Saturday, January 16, 2010

Informal Settlements in Lilongwe, Malawi

Informal settlements in Malawi have been dictated by the country’s political history.  From the 1970’s to 1994, dictator Banda forcefully evicted squatters but also built so-called Service Plots for urban poor.  The Service Plots were planned areas with roads, community water points, and pit latrines.  After 1994, with the advent of multiparty democracy, informal settlements were allowed to grow as government turned a blind eye, in part to remain popular. The contemporary policy is to recognize and upgrade informal settlements by investing in infrastructure and improving security of tenure.

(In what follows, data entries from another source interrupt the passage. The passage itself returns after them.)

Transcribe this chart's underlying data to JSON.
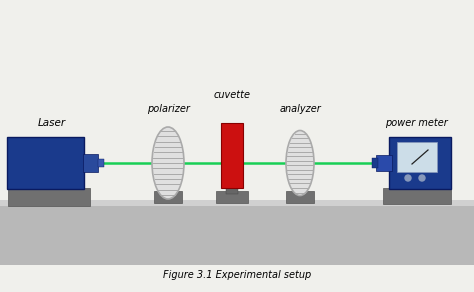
{
  "bg_color": "#f0f0ec",
  "title": "Figure 3.1 Experimental setup",
  "labels": {
    "laser": "Laser",
    "polarizer": "polarizer",
    "cuvette": "cuvette",
    "analyzer": "analyzer",
    "power_meter": "power meter"
  },
  "bench_color": "#b8b8b8",
  "bench_top_color": "#c8c8c8",
  "laser_color": "#1a3a8c",
  "cuvette_color": "#cc1010",
  "power_meter_color": "#1a3a8c",
  "stand_dark": "#707070",
  "stand_light": "#909090",
  "lens_fill": "#e0e0e0",
  "lens_edge": "#aaaaaa",
  "beam_color": "#00cc44",
  "screen_fill": "#ccdde8"
}
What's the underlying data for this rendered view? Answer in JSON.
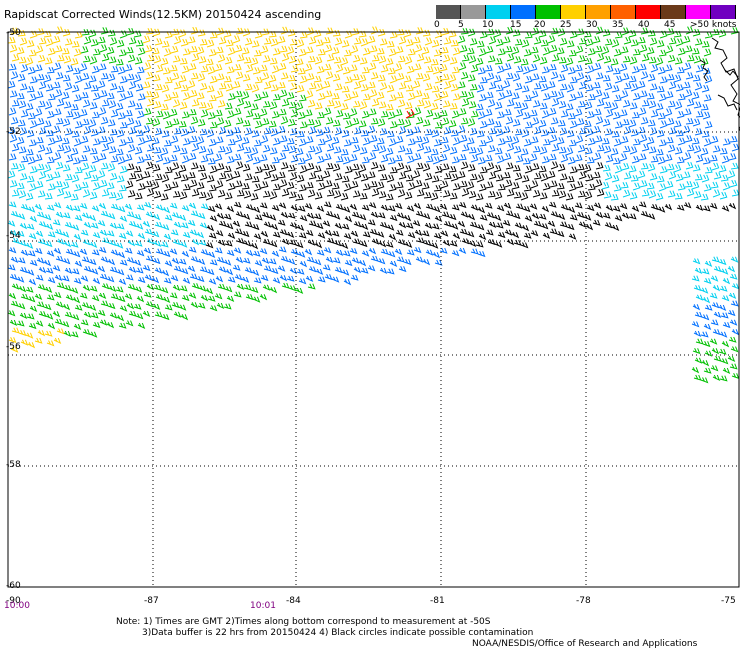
{
  "title": "Rapidscat Corrected Winds(12.5KM) 20150424 ascending",
  "scale": {
    "labels": [
      "0",
      "5",
      "10",
      "15",
      "20",
      "25",
      "30",
      "35",
      "40",
      "45",
      ">50 knots"
    ],
    "colors": [
      "#555555",
      "#999999",
      "#00d0f0",
      "#0070ff",
      "#00c000",
      "#ffd000",
      "#ffa000",
      "#ff6000",
      "#ff0000",
      "#6b3a1a",
      "#ff00ff",
      "#7000c0"
    ]
  },
  "axes": {
    "lat_labels": [
      "-50",
      "-52",
      "-54",
      "-56",
      "-58",
      "-60"
    ],
    "lon_labels": [
      "-90",
      "-87",
      "-84",
      "-81",
      "-78",
      "-75"
    ]
  },
  "times": [
    "10:00",
    "10:01"
  ],
  "notes": {
    "line1": "Note: 1) Times are GMT 2)Times along bottom correspond to measurement at -50S",
    "line2": "3)Data buffer is 22 hrs from 20150424 4) Black circles indicate possible contamination",
    "line3": "NOAA/NESDIS/Office of Research and Applications"
  }
}
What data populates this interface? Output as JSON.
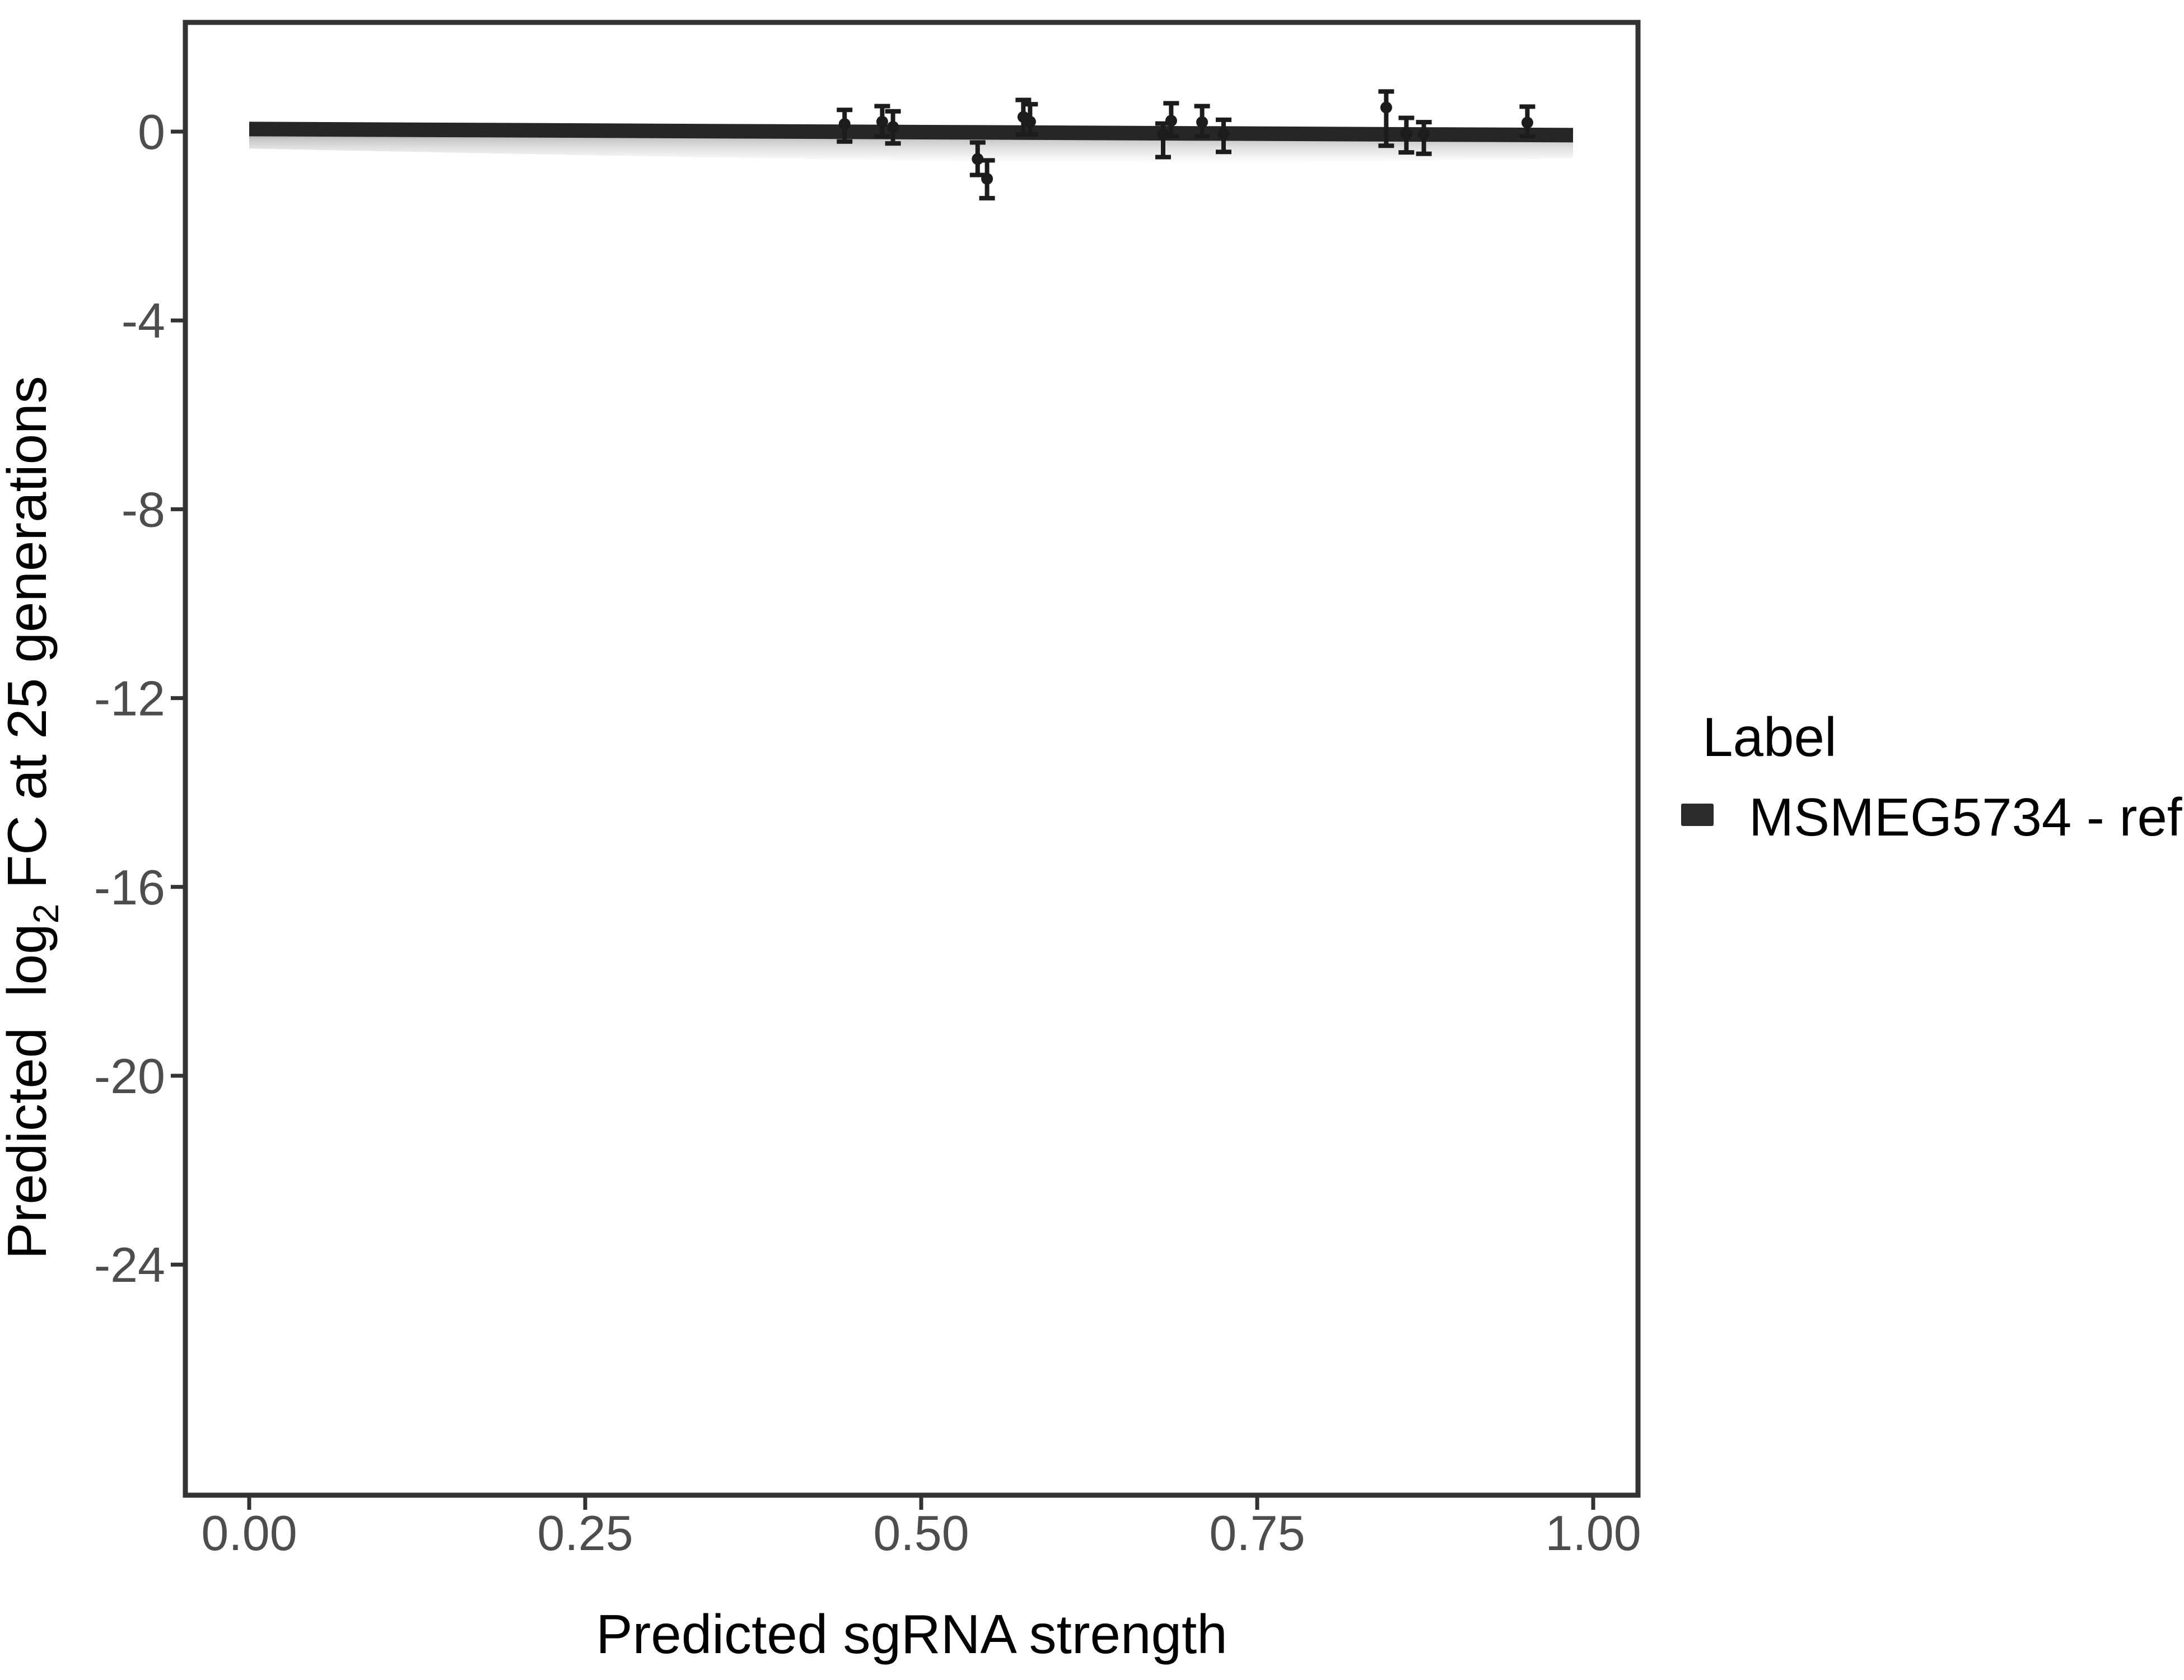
{
  "figure": {
    "background": "#ffffff",
    "panel": {
      "border_color": "#333333",
      "tick_color": "#333333",
      "tick_label_color": "#4d4d4d"
    },
    "x_axis": {
      "title": "Predicted sgRNA strength",
      "tick_labels": [
        "0.00",
        "0.25",
        "0.50",
        "0.75",
        "1.00"
      ],
      "tick_values": [
        0,
        0.25,
        0.5,
        0.75,
        1.0
      ]
    },
    "y_axis": {
      "title_prefix": "Predicted  log",
      "title_sub": "2",
      "title_suffix": " FC at 25 generations",
      "tick_labels": [
        "0",
        "-4",
        "-8",
        "-12",
        "-16",
        "-20",
        "-24"
      ],
      "tick_values": [
        0,
        -4,
        -8,
        -12,
        -16,
        -20,
        -24
      ]
    },
    "legend": {
      "title": "Label",
      "entries": [
        {
          "label": "MSMEG5734 - ref",
          "swatch_color": "#2b2b2b"
        }
      ]
    }
  },
  "chart_data": {
    "type": "scatter",
    "title": "",
    "xlabel": "Predicted sgRNA strength",
    "ylabel": "Predicted log2 FC at 25 generations",
    "xlim": [
      -0.0475,
      1.035
    ],
    "ylim": [
      -28.9,
      2.3
    ],
    "grid": false,
    "legend_position": "right",
    "series": [
      {
        "name": "MSMEG5734 - ref",
        "color": "#1c1c1c",
        "points": [
          {
            "x": 0.443,
            "y": 0.16,
            "ylo": -0.21,
            "yhi": 0.46
          },
          {
            "x": 0.471,
            "y": 0.21,
            "ylo": -0.1,
            "yhi": 0.54
          },
          {
            "x": 0.479,
            "y": 0.1,
            "ylo": -0.25,
            "yhi": 0.43
          },
          {
            "x": 0.542,
            "y": -0.58,
            "ylo": -0.92,
            "yhi": -0.23
          },
          {
            "x": 0.549,
            "y": -1.0,
            "ylo": -1.41,
            "yhi": -0.61
          },
          {
            "x": 0.576,
            "y": 0.31,
            "ylo": -0.06,
            "yhi": 0.67
          },
          {
            "x": 0.581,
            "y": 0.21,
            "ylo": -0.06,
            "yhi": 0.58
          },
          {
            "x": 0.68,
            "y": -0.05,
            "ylo": -0.54,
            "yhi": 0.17
          },
          {
            "x": 0.686,
            "y": 0.23,
            "ylo": -0.1,
            "yhi": 0.6
          },
          {
            "x": 0.709,
            "y": 0.2,
            "ylo": -0.1,
            "yhi": 0.54
          },
          {
            "x": 0.725,
            "y": -0.04,
            "ylo": -0.43,
            "yhi": 0.25
          },
          {
            "x": 0.846,
            "y": 0.51,
            "ylo": -0.3,
            "yhi": 0.85
          },
          {
            "x": 0.861,
            "y": -0.04,
            "ylo": -0.44,
            "yhi": 0.29
          },
          {
            "x": 0.874,
            "y": -0.05,
            "ylo": -0.47,
            "yhi": 0.2
          },
          {
            "x": 0.951,
            "y": 0.19,
            "ylo": -0.1,
            "yhi": 0.53
          }
        ],
        "smooth_line": {
          "x": [
            0.0,
            0.985
          ],
          "y": [
            0.055,
            -0.075
          ]
        },
        "ribbon": [
          {
            "x": 0.0,
            "lo": -0.36,
            "hi": 0.16
          },
          {
            "x": 0.25,
            "lo": -0.5,
            "hi": 0.1
          },
          {
            "x": 0.5,
            "lo": -0.62,
            "hi": 0.05
          },
          {
            "x": 0.75,
            "lo": -0.66,
            "hi": 0.02
          },
          {
            "x": 0.985,
            "lo": -0.57,
            "hi": 0.05
          }
        ]
      }
    ]
  }
}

Lilongwe was planned in 1975 when the government capital moved to the area from Zomba after independence (it has the sprawled, overly planned feeling of Canberra, Australia).  In the beginning, the government housing authority was actively planning and creating Service Plots, but ceased completely in the 1980’s.  Today, about two thirds of Lilongwe citizens reside in informal settlements.  The Malawi government, with a national budget comprised of 40-60% foreign aid, has little money to spend on thorough urban upgrading.

by Nels Nelson by Nels Nelson by Nels Nelson by Nels Nelson

Mtandile informal settlement bicycle repair, streets of the informal settlement, primary school from the government

The informal settlements of Lilongwe are benign compared to those of Nairobi.  As population increases, the settlements sprawl unabated into the open fields surrounding the city.  While residents have no formal tenure security, there is no risk of government eradication.

There is the beginning of a public-private partnership for waste collection. A group of women is working to collect and sort waste. Organic waste is sold to a company. Bottles and plastics will also be separated and sold.

Land ownership is managed through the traditional chief who keeps his own land register.  This has many advantages for residents: children keep land rights after parental death, chiefs control the cemetery and burial rights, and chiefs settle boundary disputes.  In Malawi, the local chief has more authority than the government, so much so that the UN uses the chiefs to implement new programs, such as waste collection, rather than the government.